Lead Research Organisation: Lancaster University
Department Name: Computing & Communications

Abstract

Older adults have long been lesser beneficiaries of the digital economy, with many unable or choosing not to adopt digital technologies which do not speak to their particular needs and wants. With COVID-19 spurring societal digitalisation at an unprecedented pace, digitally disadvantaged older adults have been locked out of essential and life-saving services, while others have been made to take up technologies they may be deeply uncomfortable using. As we reimagine society to deal with an ongoing pandemic reality, it is essential that older adults are neither left behind nor forced to make major concessions in their way of life. It is not enough, therefore, to simply improve access to digital technologies. An equitable digital society requires that older adults are welcomed into a digital economy that treats them as first order stakeholders.

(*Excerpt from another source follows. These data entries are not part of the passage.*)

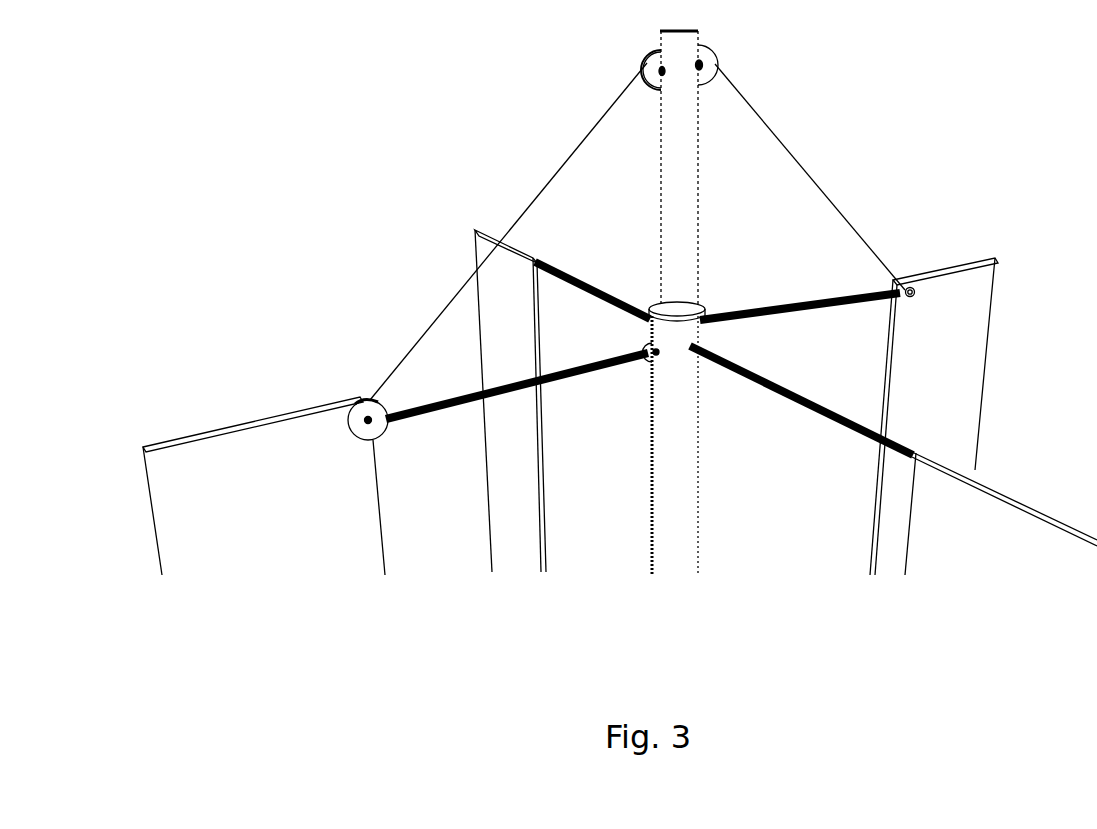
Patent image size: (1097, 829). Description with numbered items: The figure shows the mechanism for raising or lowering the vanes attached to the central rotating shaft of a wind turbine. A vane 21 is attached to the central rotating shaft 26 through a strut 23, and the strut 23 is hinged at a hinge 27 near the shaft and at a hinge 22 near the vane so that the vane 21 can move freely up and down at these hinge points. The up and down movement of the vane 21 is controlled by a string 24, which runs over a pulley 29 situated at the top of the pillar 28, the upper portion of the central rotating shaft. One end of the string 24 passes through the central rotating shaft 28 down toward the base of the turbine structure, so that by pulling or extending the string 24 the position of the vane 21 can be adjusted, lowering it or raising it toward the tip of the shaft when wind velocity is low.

The vane 21 is at (205, 448).
The hinge 22 is at (348, 393).
The strut 23 is at (447, 388).
The string 24 is at (573, 138).
The central rotating shaft 26 is at (705, 532).
The hinge 27 is at (647, 368).
The central rotating shaft 28 is at (705, 197).
The pulley 29 is at (643, 58).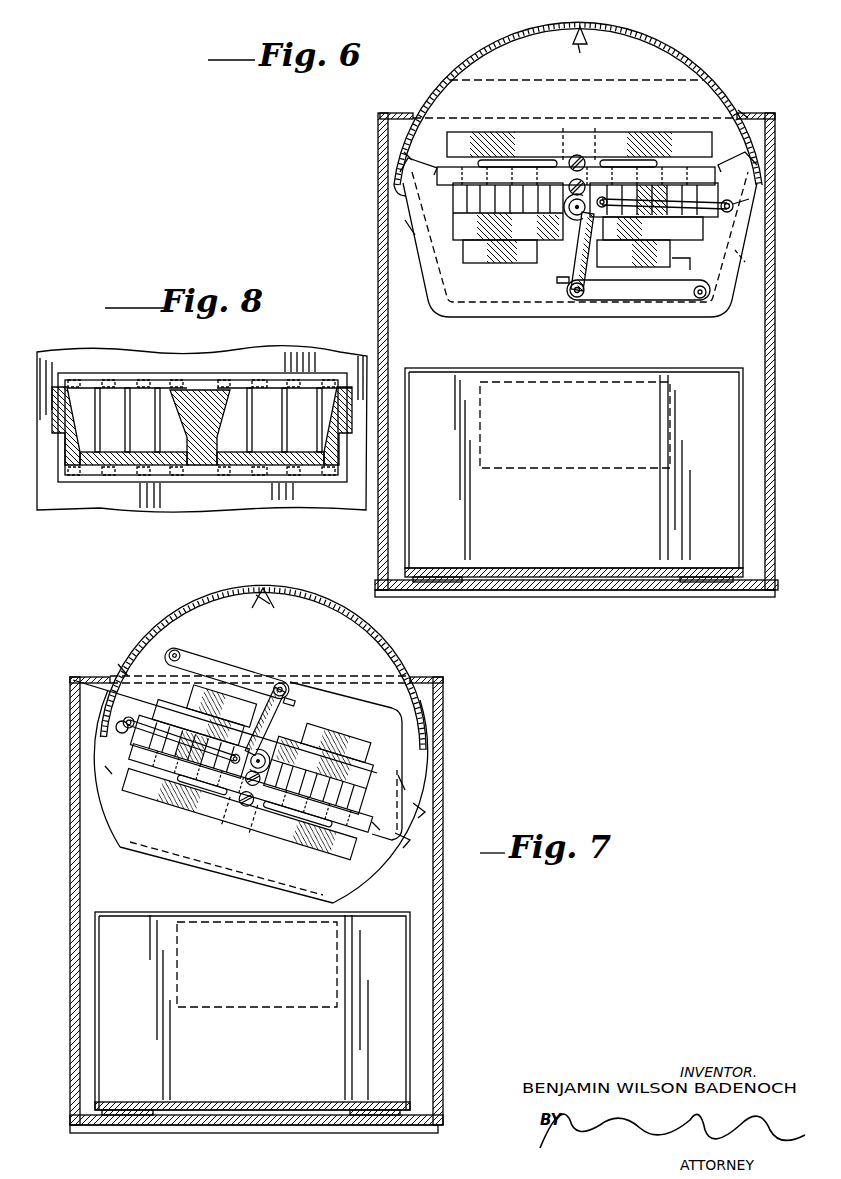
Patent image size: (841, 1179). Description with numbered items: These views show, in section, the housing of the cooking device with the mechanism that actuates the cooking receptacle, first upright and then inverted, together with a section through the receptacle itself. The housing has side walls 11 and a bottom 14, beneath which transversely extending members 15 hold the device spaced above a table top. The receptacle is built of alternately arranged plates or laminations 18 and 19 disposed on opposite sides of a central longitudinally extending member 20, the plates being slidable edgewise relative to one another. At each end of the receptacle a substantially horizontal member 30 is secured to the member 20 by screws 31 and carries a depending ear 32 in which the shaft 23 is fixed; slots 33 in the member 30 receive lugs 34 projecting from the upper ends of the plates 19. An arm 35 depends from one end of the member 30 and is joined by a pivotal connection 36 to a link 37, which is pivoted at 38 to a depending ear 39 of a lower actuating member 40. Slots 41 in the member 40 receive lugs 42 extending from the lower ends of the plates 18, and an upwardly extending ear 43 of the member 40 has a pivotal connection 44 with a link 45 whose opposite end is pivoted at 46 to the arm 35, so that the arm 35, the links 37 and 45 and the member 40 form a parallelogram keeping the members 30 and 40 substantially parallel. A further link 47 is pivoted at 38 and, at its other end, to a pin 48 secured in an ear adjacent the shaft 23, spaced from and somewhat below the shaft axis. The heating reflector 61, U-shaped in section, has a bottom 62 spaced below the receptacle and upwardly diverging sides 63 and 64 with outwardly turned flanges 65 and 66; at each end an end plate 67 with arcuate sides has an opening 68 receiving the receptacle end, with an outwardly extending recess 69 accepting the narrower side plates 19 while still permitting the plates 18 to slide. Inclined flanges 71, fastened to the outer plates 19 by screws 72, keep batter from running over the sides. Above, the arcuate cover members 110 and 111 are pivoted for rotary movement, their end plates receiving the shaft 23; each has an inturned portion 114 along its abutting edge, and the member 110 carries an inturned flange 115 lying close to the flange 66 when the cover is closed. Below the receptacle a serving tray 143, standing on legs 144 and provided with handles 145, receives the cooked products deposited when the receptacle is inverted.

In FIG. 6, the side walls 11 is at (772, 316).
In FIG. 7, the side walls 11 is at (76, 875).
In FIG. 6, the bottom 14 is at (668, 592).
In FIG. 7, the bottom 14 is at (330, 1125).
In FIG. 6, the transversely extending members 15 is at (742, 598).
In FIG. 7, the transversely extending members 15 is at (118, 1130).
In FIG. 8, the plates or laminations 18 is at (226, 385).
In FIG. 8, the plates or laminations 19 is at (160, 398).
In FIG. 8, the central longitudinally extending member 20 is at (200, 393).
In FIG. 6, the shaft 23 is at (575, 215).
In FIG. 7, the shaft 23 is at (255, 764).
In FIG. 6, the horizontal member 30 is at (520, 132).
In FIG. 7, the horizontal member 30 is at (295, 838).
In FIG. 6, the screws 31 is at (577, 160).
In FIG. 7, the screws 31 is at (243, 805).
In FIG. 6, the depending ear 32 is at (565, 200).
In FIG. 7, the depending ear 32 is at (225, 770).
In FIG. 6, the longitudinally extending slots 33 is at (480, 163).
In FIG. 7, the longitudinally extending slots 33 is at (335, 835).
In FIG. 6, the lugs 34 is at (657, 168).
In FIG. 6, the arm 35 is at (716, 222).
In FIG. 7, the arm 35 is at (150, 665).
In FIG. 6, the pivotal connection 36 is at (708, 293).
In FIG. 7, the pivotal connection 36 is at (170, 655).
In FIG. 6, the link 37 is at (625, 292).
In FIG. 7, the link 37 is at (215, 668).
In FIG. 6, the pivot 38 is at (578, 287).
In FIG. 7, the pivot 38 is at (278, 690).
In FIG. 6, the depending ear 39 is at (563, 280).
In FIG. 7, the depending ear 39 is at (258, 700).
In FIG. 6, the lower actuating member 40 is at (487, 258).
In FIG. 7, the lower actuating member 40 is at (362, 745).
In FIG. 6, the slots 41 is at (652, 275).
In FIG. 7, the slots 41 is at (200, 716).
In FIG. 6, the lugs 42 is at (682, 268).
In FIG. 7, the lugs 42 is at (130, 698).
In FIG. 6, the upwardly extending ear 43 is at (627, 176).
In FIG. 7, the upwardly extending ear 43 is at (222, 716).
In FIG. 6, the pivotal connection 44 is at (604, 200).
In FIG. 6, the link 45 is at (697, 200).
In FIG. 7, the link 45 is at (100, 733).
In FIG. 6, the pivot 46 is at (726, 205).
In FIG. 6, the link 47 is at (592, 300).
In FIG. 7, the link 47 is at (285, 730).
In FIG. 6, the pin 48 is at (590, 213).
In FIG. 7, the pin 48 is at (280, 762).
In FIG. 7, the heating shield or reflector 61 is at (346, 690).
In FIG. 6, the bottom 62 is at (490, 305).
In FIG. 6, the side 63 is at (412, 228).
In FIG. 7, the side 63 is at (402, 782).
In FIG. 6, the side 64 is at (760, 255).
In FIG. 7, the side 64 is at (122, 668).
In FIG. 6, the flange 65 is at (400, 170).
In FIG. 7, the flange 65 is at (420, 808).
In FIG. 7, the flange 66 is at (116, 727).
In FIG. 6, the end plate 67 is at (405, 253).
In FIG. 7, the end plate 67 is at (355, 895).
In FIG. 8, the opening 68 is at (72, 392).
In FIG. 8, the recess 69 is at (45, 368).
In FIG. 6, the flanges 71 is at (742, 118).
In FIG. 7, the flanges 71 is at (377, 826).
In FIG. 6, the screws 72 is at (745, 160).
In FIG. 7, the screws 72 is at (414, 839).
In FIG. 6, the cover member 110 is at (664, 47).
In FIG. 7, the cover member 110 is at (305, 600).
In FIG. 6, the cover member 111 is at (490, 47).
In FIG. 7, the cover member 111 is at (222, 600).
In FIG. 6, the inturned portion 114 is at (585, 48).
In FIG. 7, the inturned portion 114 is at (263, 598).
In FIG. 6, the inturned flange 115 is at (778, 205).
In FIG. 6, the serving tray 143 is at (598, 533).
In FIG. 7, the serving tray 143 is at (236, 1100).
In FIG. 6, the legs 144 is at (470, 588).
In FIG. 7, the legs 144 is at (388, 1118).
In FIG. 7, the handles 145 is at (313, 1010).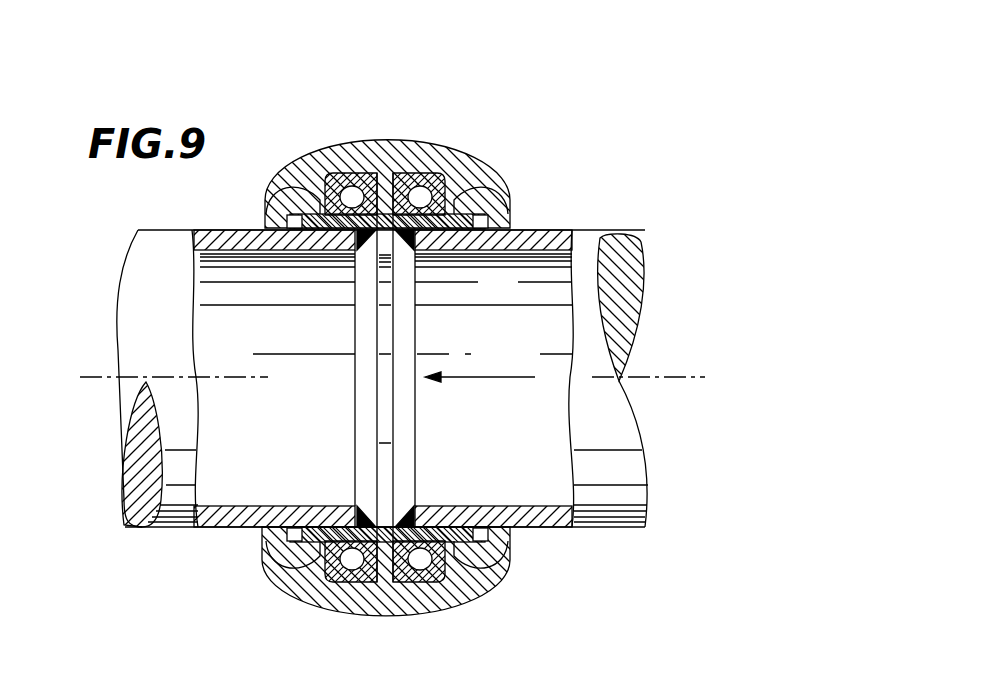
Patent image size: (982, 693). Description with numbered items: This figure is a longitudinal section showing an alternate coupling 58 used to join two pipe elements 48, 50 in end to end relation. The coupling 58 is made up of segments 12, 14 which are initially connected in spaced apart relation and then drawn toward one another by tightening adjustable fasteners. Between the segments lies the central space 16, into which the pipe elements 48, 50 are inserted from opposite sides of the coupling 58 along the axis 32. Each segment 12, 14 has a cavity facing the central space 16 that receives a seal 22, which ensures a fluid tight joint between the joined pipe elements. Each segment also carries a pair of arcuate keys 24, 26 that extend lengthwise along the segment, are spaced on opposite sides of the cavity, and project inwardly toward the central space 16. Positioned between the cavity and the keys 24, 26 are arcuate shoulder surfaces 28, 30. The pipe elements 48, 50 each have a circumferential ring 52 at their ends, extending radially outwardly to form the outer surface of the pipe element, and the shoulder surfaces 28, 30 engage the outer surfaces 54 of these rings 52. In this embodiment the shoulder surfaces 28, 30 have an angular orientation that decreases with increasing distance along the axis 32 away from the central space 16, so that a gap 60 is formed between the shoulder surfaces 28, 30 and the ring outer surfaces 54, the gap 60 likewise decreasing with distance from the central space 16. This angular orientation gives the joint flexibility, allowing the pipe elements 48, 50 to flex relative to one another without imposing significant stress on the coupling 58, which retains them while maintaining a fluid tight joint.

The segment 12 is at (352, 141).
The segment 14 is at (305, 590).
The central space 16 is at (378, 442).
The seal 22 is at (463, 578).
The arcuate key 24 is at (268, 222).
The arcuate key 26 is at (505, 222).
The arcuate shoulder surface 28 is at (278, 197).
The arcuate shoulder surface 30 is at (496, 212).
The axis 32 is at (672, 376).
The pipe element 48 is at (245, 528).
The pipe element 50 is at (540, 528).
The circumferential ring 52 is at (478, 573).
The outer surface 54 is at (500, 249).
The coupling 58 is at (568, 171).
The gap 60 is at (456, 200).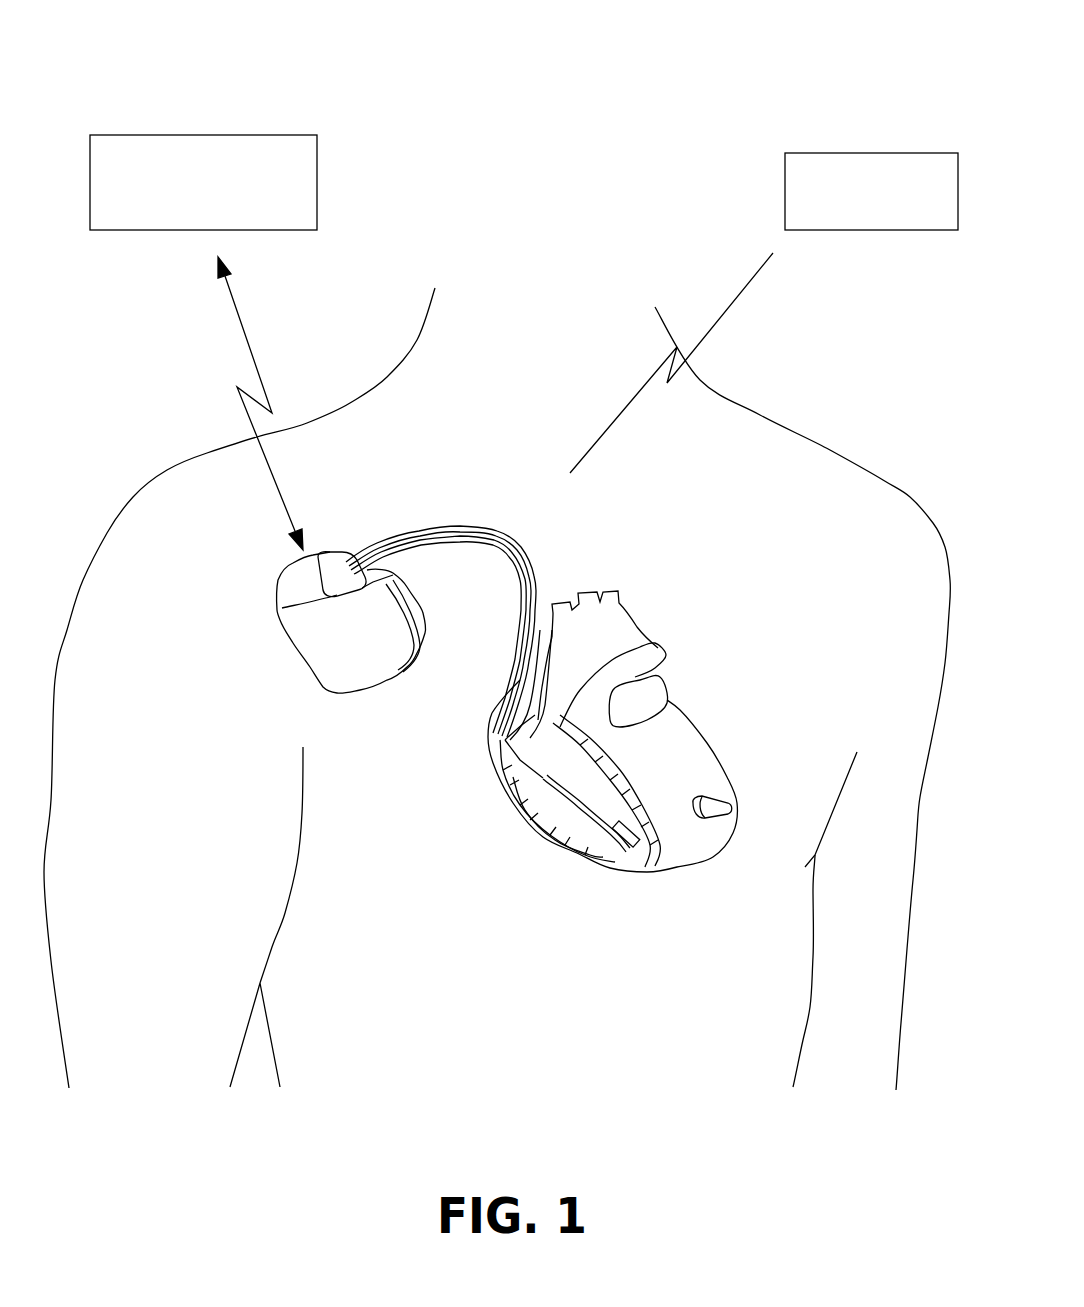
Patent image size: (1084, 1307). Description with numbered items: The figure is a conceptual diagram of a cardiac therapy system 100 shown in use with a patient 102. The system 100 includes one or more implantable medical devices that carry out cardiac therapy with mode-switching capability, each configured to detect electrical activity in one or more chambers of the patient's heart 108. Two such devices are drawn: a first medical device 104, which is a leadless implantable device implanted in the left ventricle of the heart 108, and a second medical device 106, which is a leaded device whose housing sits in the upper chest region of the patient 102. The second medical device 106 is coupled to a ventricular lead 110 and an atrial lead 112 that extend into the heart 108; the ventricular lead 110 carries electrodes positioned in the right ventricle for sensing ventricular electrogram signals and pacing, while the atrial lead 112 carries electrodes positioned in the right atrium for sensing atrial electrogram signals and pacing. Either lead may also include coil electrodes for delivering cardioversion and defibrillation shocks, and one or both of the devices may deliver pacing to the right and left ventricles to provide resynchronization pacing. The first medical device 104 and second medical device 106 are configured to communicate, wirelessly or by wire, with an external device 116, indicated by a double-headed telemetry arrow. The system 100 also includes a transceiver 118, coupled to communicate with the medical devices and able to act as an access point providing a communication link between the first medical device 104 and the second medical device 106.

The cardiac therapy system 100 is at (80, 52).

This project fills this critical need to create a digital society that delivers equal to benefits older adults by:

1) Analysing data on older adults that has been collected over the last 20 years to understand various interrelated and multiplicative factors in older adults' exclusion from the digital economy;

2) Conducting interviews and focus groups with older adults to explore how this period of rapid digitalisation has altered older adults' relationship with digital technologies, focusing on four key areas undergoing important change as a result of the pandemic: Health, Communication, Place, Finance;

3) Co-designing new technology prototypes with older adults to establish a radical new practice which enables older adults to meaningfully participate in creating an equitable digital society; and

4) Creating lasting resources to instill best practice for a digital economy that is inclusive of the full diversity of older adults.